Kaçar’a göre Köşker’in açıklaması, tek bir kişi ya da kurumla sınırlı görülemeyecek kadar yapısal bir soruna işaret ediyor:
“Medyada açığa çıkan taciz vakaları münferit değil; sürekli yeniden üretilen, sistematik bir tecavüz kültürünün sonucu. Bu kültür erkek dayanışmasıyla güçleniyor ve cezasızlıkla besleniyor.”
Kaçar, ektörün erkek egemen yapısının yalnızca çalışan kadınların değil, LGBTİ+ gazetecilerin de üzerinde baskı yarattığını söylüyor:
“Prekarite, ekran gücü ve patronaj ilişkileri; kadın ve LGBTİ+ gazetecilerin bedenleri ve kariyerleri üzerinde baskı kuran araçlara dönüşüyor. Sessizlik bu düzenin en etkili üretim tekniği haline geliyor.”
“Bu bir sapma değil, sektörün kabul ettiği norm”
Aynı zamanda Cinsel Şiddetle Mücadele Derneği’nde kıdemli uzman olarak çalışan Kaçar, tacizin sektörde “olağan” bir pratik gibi kabul edildiğini ifade ediyor:
“Erkekler birbirini korudukça, kurumsal koruma–önleme–destek mekanizmaları olmadıkça ya da kurumlar şikayetleri görmezden geldikçe taciz bir sapma olmaktan çıkıyor. Sektörün sessizce kabul ettiği bir norm haline geliyor.”
Bu nedenle Kaçar’a göre yalnızca bireysel cezalar yeterli değil; yapısal değişim gerekiyor.
“Kurumlar bağımsız taciz birimleri kurmak zorunda”

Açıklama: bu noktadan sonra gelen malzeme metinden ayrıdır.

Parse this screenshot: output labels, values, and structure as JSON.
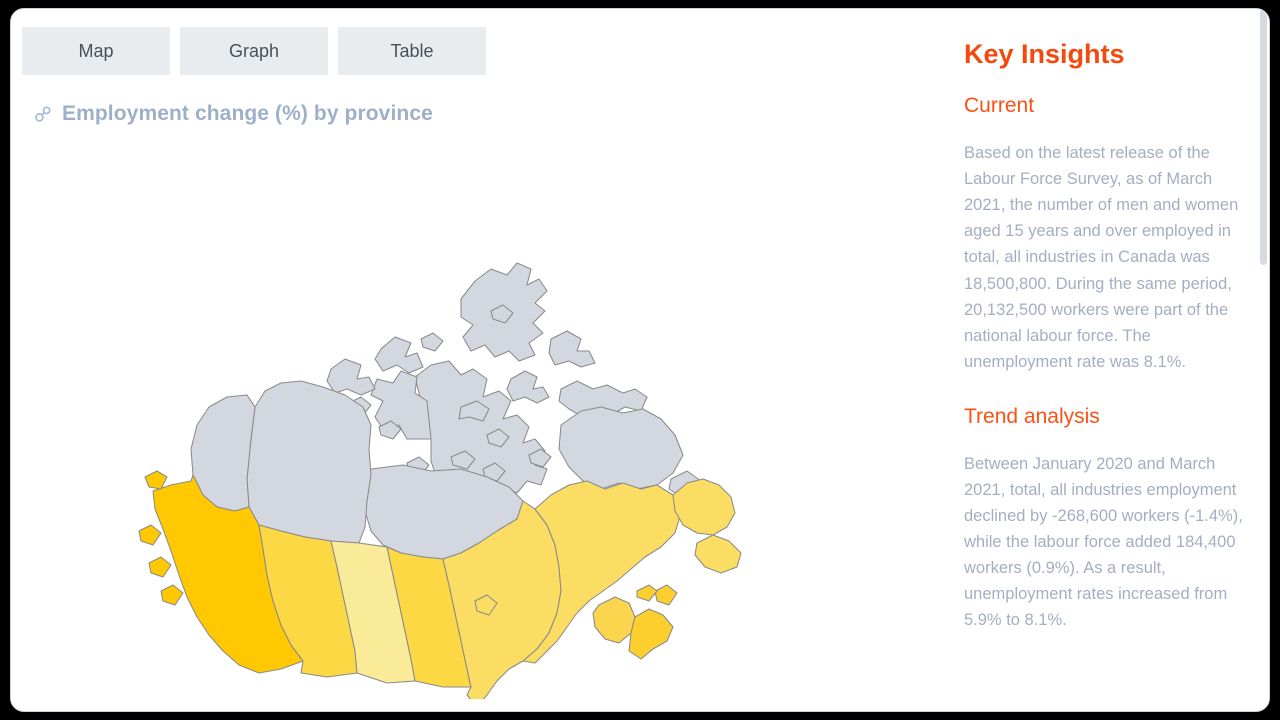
{
  "tabs": [
    {
      "id": "map",
      "label": "Map"
    },
    {
      "id": "graph",
      "label": "Graph"
    },
    {
      "id": "table",
      "label": "Table"
    }
  ],
  "map_panel": {
    "link_icon": "link-icon",
    "title": "Employment change (%) by province"
  },
  "insights": {
    "title": "Key Insights",
    "sections": [
      {
        "heading": "Current",
        "body": "Based on the latest release of the Labour Force Survey, as of March 2021, the number of men and women aged 15 years and over employed in total, all industries in Canada was 18,500,800. During the same period, 20,132,500 workers were part of the national labour force. The unemployment rate was 8.1%."
      },
      {
        "heading": "Trend analysis",
        "body": "Between January 2020 and March 2021, total, all industries employment declined by -268,600 workers (-1.4%), while the labour force added 184,400 workers (0.9%). As a result, unemployment rates increased from 5.9% to 8.1%."
      }
    ]
  },
  "chart_data": {
    "type": "choropleth",
    "title": "Employment change (%) by province",
    "regions": [
      {
        "name": "British Columbia",
        "code": "BC",
        "fill": "#ffc800",
        "level": "high"
      },
      {
        "name": "Alberta",
        "code": "AB",
        "fill": "#fcd944",
        "level": "medium-high"
      },
      {
        "name": "Saskatchewan",
        "code": "SK",
        "fill": "#faeb99",
        "level": "low"
      },
      {
        "name": "Manitoba",
        "code": "MB",
        "fill": "#fcd944",
        "level": "medium-high"
      },
      {
        "name": "Ontario",
        "code": "ON",
        "fill": "#fbdd64",
        "level": "medium"
      },
      {
        "name": "Quebec",
        "code": "QC",
        "fill": "#fbdd64",
        "level": "medium"
      },
      {
        "name": "New Brunswick",
        "code": "NB",
        "fill": "#fbd54e",
        "level": "medium"
      },
      {
        "name": "Nova Scotia",
        "code": "NS",
        "fill": "#fcce2e",
        "level": "medium-high"
      },
      {
        "name": "Prince Edward Island",
        "code": "PE",
        "fill": "#fcce2e",
        "level": "medium-high"
      },
      {
        "name": "Newfoundland and Labrador",
        "code": "NL",
        "fill": "#fbdd64",
        "level": "medium"
      },
      {
        "name": "Yukon",
        "code": "YT",
        "fill": "#d3d8e0",
        "level": "no data"
      },
      {
        "name": "Northwest Territories",
        "code": "NT",
        "fill": "#d3d8e0",
        "level": "no data"
      },
      {
        "name": "Nunavut",
        "code": "NU",
        "fill": "#d3d8e0",
        "level": "no data"
      }
    ],
    "colors": {
      "accent": "#f4480c",
      "muted_text": "#a4aec2",
      "tab_bg": "#e9ecef",
      "no_data": "#d3d8e0",
      "stroke": "#8a8a8a"
    }
  }
}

Kaçra, çözüm için atılması gereken adımları şöyle sıralıyor:
- Bağımsız ve hesap verebilir taciz birimleri kurulması,
- Anonim bildirim mekanizmalarının oluşturulması,
- Soruşturmaların dış müdahaleden tamamen bağımsız yürütülmesi,
- Failleri koruyan tüm kurumsal yapıların ortadan kaldırılması,
- Yöneticiler ve çalışanlar için zorunlu toplumsal cinsiyet, cinsel şiddet ve etik habercilik eğitimleri,
- Kurumların taciz politika belgeleri hazırlayıp uygulaması,
- Terfi, ekran dağılımı, kadro planlamalarının şeffaflaştırılması,
- Hayatta kalan odaklı, feminist etik ilkelere dayanan bir çalışma kültürünün benimsenmesi.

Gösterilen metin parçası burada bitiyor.